Hacker News new | ask | show | jobs
by b5u 2691 days ago
I've also been deploying services on ECS for close to a year now and would like to address some inaccuracies the author seems to have made: 1) in 'Surprise 1' the author offers examples of CPU Utilization (or target) is between 80% and 95% without mentioning the reserved CPU/memory (aka size) of those tasks (under the assumption that he's using the Fargate launch type). The 'size' of a task also influences the average CPU target utilization. For instance, if a task requires the reserved CPU of 4 vCPUs, then a spike from 80% to 95% is handled differently than when a task reserves 1 or 2 vCPUs. The same goes for memory. In an example setup I'd use 1-2 vCPUs sized tasks with a service-wide target avg. CPU Utilization of 70% along and a StepScaling policy which adds 10% more tasks if the service avg. CPUU falls between 70-80, 20% if between 80-90 and 25% if above 90. My strategy has been being smaller-sized tasks, lower service avg CPU utilization (compared to 80%-90%) and shorter evaluation periods/datapoints for the scale-out CW alarms (minimum being 60 seconds IIRC). The short evaluation periods/low number of datapoints of the CW alarm allowed me to handle spikes reasonably fast.

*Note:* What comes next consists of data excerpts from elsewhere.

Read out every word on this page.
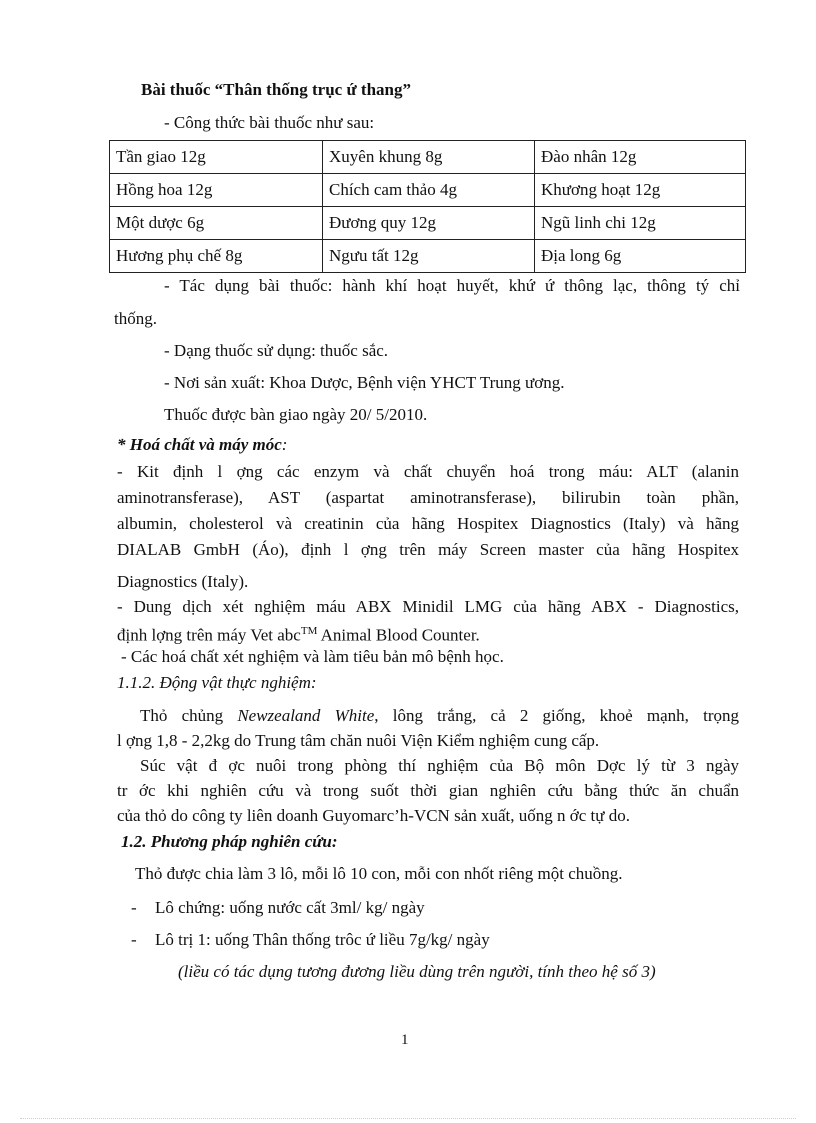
Bài thuốc “Thân thống trục ứ thang”
- Công thức bài thuốc như sau:
Tần giao 12g	Xuyên khung 8g	Đào nhân 12g
Hồng hoa 12g	Chích cam thảo 4g	Khương hoạt 12g
Một dược 6g	Đương quy 12g	Ngũ linh chi 12g
Hương phụ chế 8g	Ngưu tất 12g	Địa long 6g
- Tác dụng bài thuốc: hành khí hoạt huyết, khứ ứ thông lạc, thông tý chỉ
thống.
- Dạng thuốc sử dụng: thuốc sắc.
- Nơi sản xuất: Khoa Dược, Bệnh viện YHCT Trung ương.
Thuốc được bàn giao ngày 20/ 5/2010.
* Hoá chất và máy móc:
- Kit định l ợng các enzym và chất chuyển hoá trong máu: ALT (alanin
aminotransferase), AST (aspartat aminotransferase), bilirubin toàn phần,
albumin, cholesterol và creatinin của hãng Hospitex Diagnostics (Italy) và hãng
DIALAB GmbH (Áo), định l ợng trên máy Screen master của hãng Hospitex
Diagnostics (Italy).
- Dung dịch xét nghiệm máu ABX Minidil LMG của hãng ABX - Diagnostics,
định lợng trên máy Vet abc™ Animal Blood Counter.
- Các hoá chất xét nghiệm và làm tiêu bản mô bệnh học.
1.1.2. Động vật thực nghiệm:
Thỏ chủng Newzealand White, lông trắng, cả 2 giống, khoẻ mạnh, trọng
l ợng 1,8 - 2,2kg do Trung tâm chăn nuôi Viện Kiểm nghiệm cung cấp.
Súc vật đ ợc nuôi trong phòng thí nghiệm của Bộ môn Dợc lý từ 3 ngày
tr ớc khi nghiên cứu và trong suốt thời gian nghiên cứu bằng thức ăn chuẩn
của thỏ do công ty liên doanh Guyomarc’h-VCN sản xuất, uống n ớc tự do.
1.2. Phương pháp nghiên cứu:
Thỏ được chia làm 3 lô, mỗi lô 10 con, mỗi con nhốt riêng một chuồng.
- Lô chứng: uống nước cất 3ml/ kg/ ngày
- Lô trị 1: uống Thân thống trôc ứ liều 7g/kg/ ngày
(liều có tác dụng tương đương liều dùng trên người, tính theo hệ số 3)
1
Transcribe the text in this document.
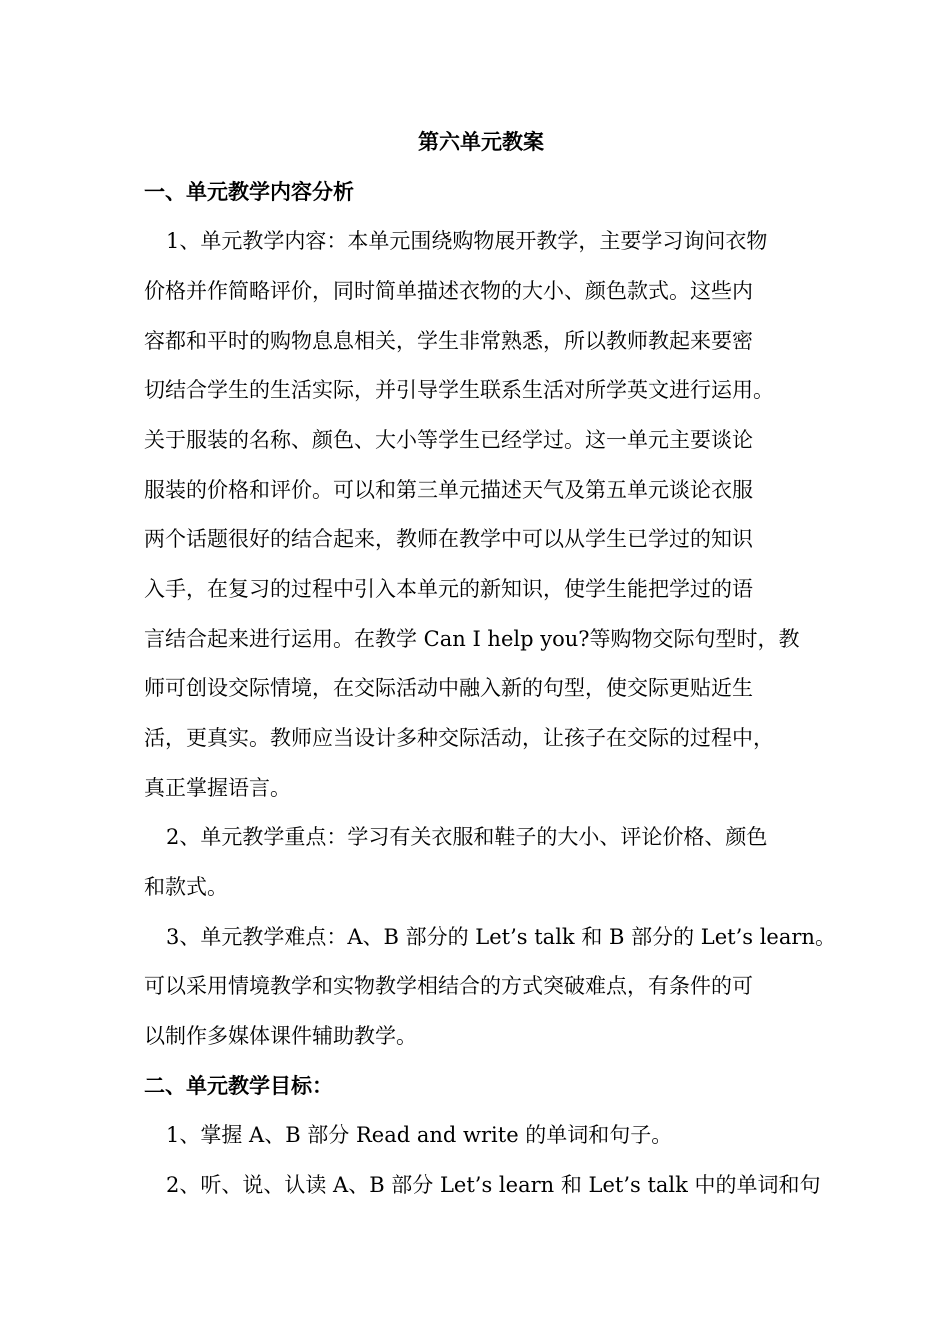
第六单元教案
一、单元教学内容分析
1、单元教学内容：本单元围绕购物展开教学，主要学习询问衣物
价格并作简略评价，同时简单描述衣物的大小、颜色款式。这些内
容都和平时的购物息息相关，学生非常熟悉，所以教师教起来要密
切结合学生的生活实际，并引导学生联系生活对所学英文进行运用。
关于服装的名称、颜色、大小等学生已经学过。这一单元主要谈论
服装的价格和评价。可以和第三单元描述天气及第五单元谈论衣服
两个话题很好的结合起来，教师在教学中可以从学生已学过的知识
入手，在复习的过程中引入本单元的新知识，使学生能把学过的语
言结合起来进行运用。在教学 Can I help you?等购物交际句型时，教
师可创设交际情境，在交际活动中融入新的句型，使交际更贴近生
活，更真实。教师应当设计多种交际活动，让孩子在交际的过程中，
真正掌握语言。
2、单元教学重点：学习有关衣服和鞋子的大小、评论价格、颜色
和款式。
3、单元教学难点：A、B 部分的 Let’s talk 和 B 部分的 Let’s learn。
可以采用情境教学和实物教学相结合的方式突破难点，有条件的可
以制作多媒体课件辅助教学。
二、单元教学目标：
1、掌握 A、B 部分 Read and write 的单词和句子。
2、听、说、认读 A、B 部分 Let’s learn 和 Let’s talk 中的单词和句
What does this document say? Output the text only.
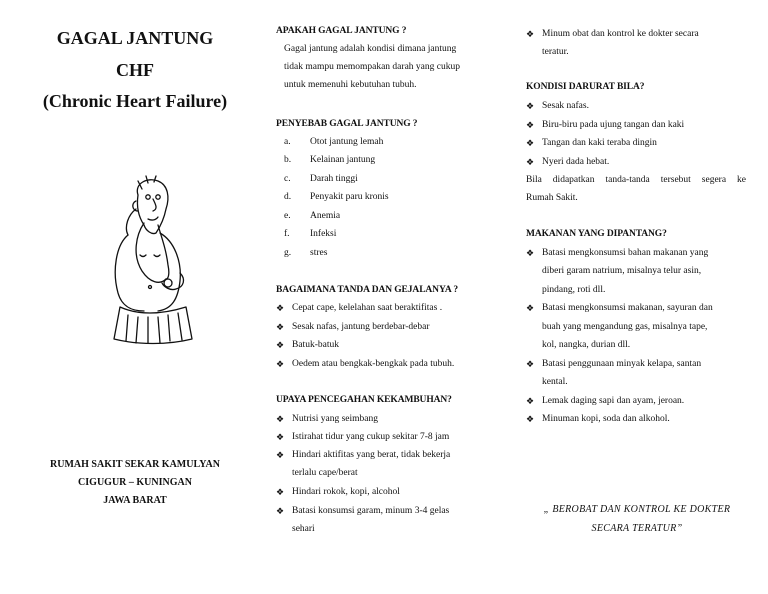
GAGAL JANTUNG
CHF
(Chronic Heart Failure)
RUMAH SAKIT SEKAR KAMULYAN
CIGUGUR – KUNINGAN
JAWA BARAT
APAKAH GAGAL JANTUNG ?
Gagal jantung adalah kondisi dimana jantung
tidak mampu memompakan darah yang cukup
untuk memenuhi kebutuhan tubuh.
PENYEBAB GAGAL JANTUNG ?
a.	Otot jantung lemah
b.	Kelainan jantung
c.	Darah tinggi
d.	Penyakit paru kronis
e.	Anemia
f.	Infeksi
g.	stres
BAGAIMANA TANDA DAN GEJALANYA ?
❖ Cepat cape, kelelahan saat beraktifitas .
❖ Sesak nafas, jantung berdebar-debar
❖ Batuk-batuk
❖ Oedem atau bengkak-bengkak pada tubuh.
UPAYA PENCEGAHAN KEKAMBUHAN?
❖ Nutrisi yang seimbang
❖ Istirahat tidur yang cukup sekitar 7-8 jam
❖ Hindari aktifitas yang berat, tidak bekerja
terlalu cape/berat
❖ Hindari rokok, kopi, alcohol
❖ Batasi konsumsi garam, minum 3-4 gelas
sehari
❖ Minum obat dan kontrol ke dokter secara
teratur.
KONDISI DARURAT BILA?
❖ Sesak nafas.
❖ Biru-biru pada ujung tangan dan kaki
❖ Tangan dan kaki teraba dingin
❖ Nyeri dada hebat.
Bila didapatkan tanda-tanda tersebut segera ke
Rumah Sakit.
MAKANAN YANG DIPANTANG?
❖ Batasi mengkonsumsi bahan makanan yang
diberi garam natrium, misalnya telur asin,
pindang, roti dll.
❖ Batasi mengkonsumsi makanan, sayuran dan
buah yang mengandung gas, misalnya tape,
kol, nangka, durian dll.
❖ Batasi penggunaan minyak kelapa, santan
kental.
❖ Lemak daging sapi dan ayam, jeroan.
❖ Minuman kopi, soda dan alkohol.
„ BEROBAT DAN KONTROL KE DOKTER
SECARA TERATUR”
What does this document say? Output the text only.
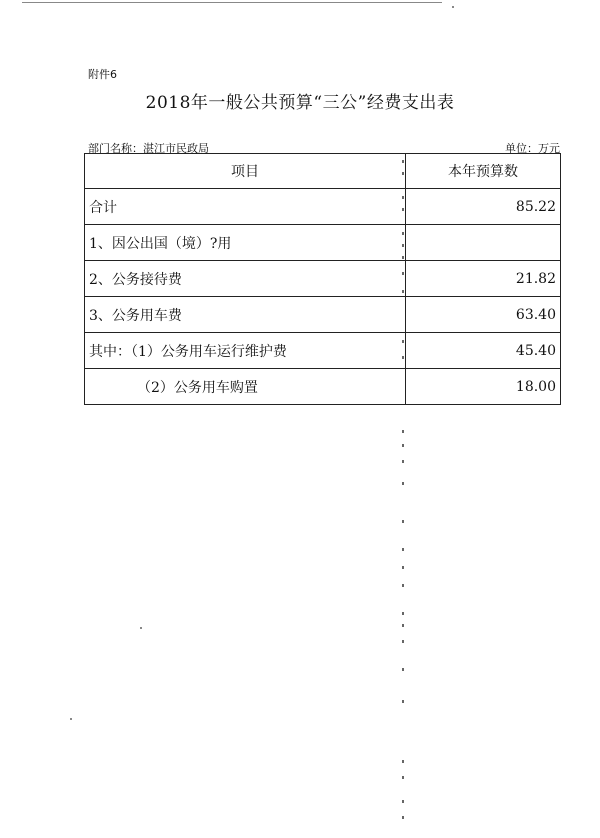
附件6
2018年一般公共预算“三公”经费支出表
部门名称：湛江市民政局	单位：万元
项目	本年预算数
合计	85.22
1、因公出国（境）?用	
2、公务接待费	21.82
3、公务用车费	63.40
其中：（1）公务用车运行维护费	45.40
（2）公务用车购置	18.00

2) in 'Surprise 3' the author claims that the Terraform's aws_appautoscaling_policy 'is rather light on documentation'. Since I am a user of Terraform for several years, I find it inaccurate mostly because of the several examples available in the documentation https://www.terraform.io/docs/providers/aws/r/appautoscaling... as well as many more when doing a Github exact search for "aws_appautoscaling_policy" language:HCL will reveal many, many more examples from open-source repos (some with permissive licenses too). I'd created a custom ecs-service TF module which creates for each service (optionally) an ALB along with listeners and the attached ACM-issued TLS certs and TGs, the scale-in/out CW alerts with configurable thresholds/policies, SGs, Route53, etc. allowing one to quickly configure and launch an ECS service fast and reliably.

Regarding the scale-in, I typically also have that at intervals between 5-15 minutes to avoid an erratic scale-in/scale-out 'zig-zag' happening even at the cost of briefly over provisioning.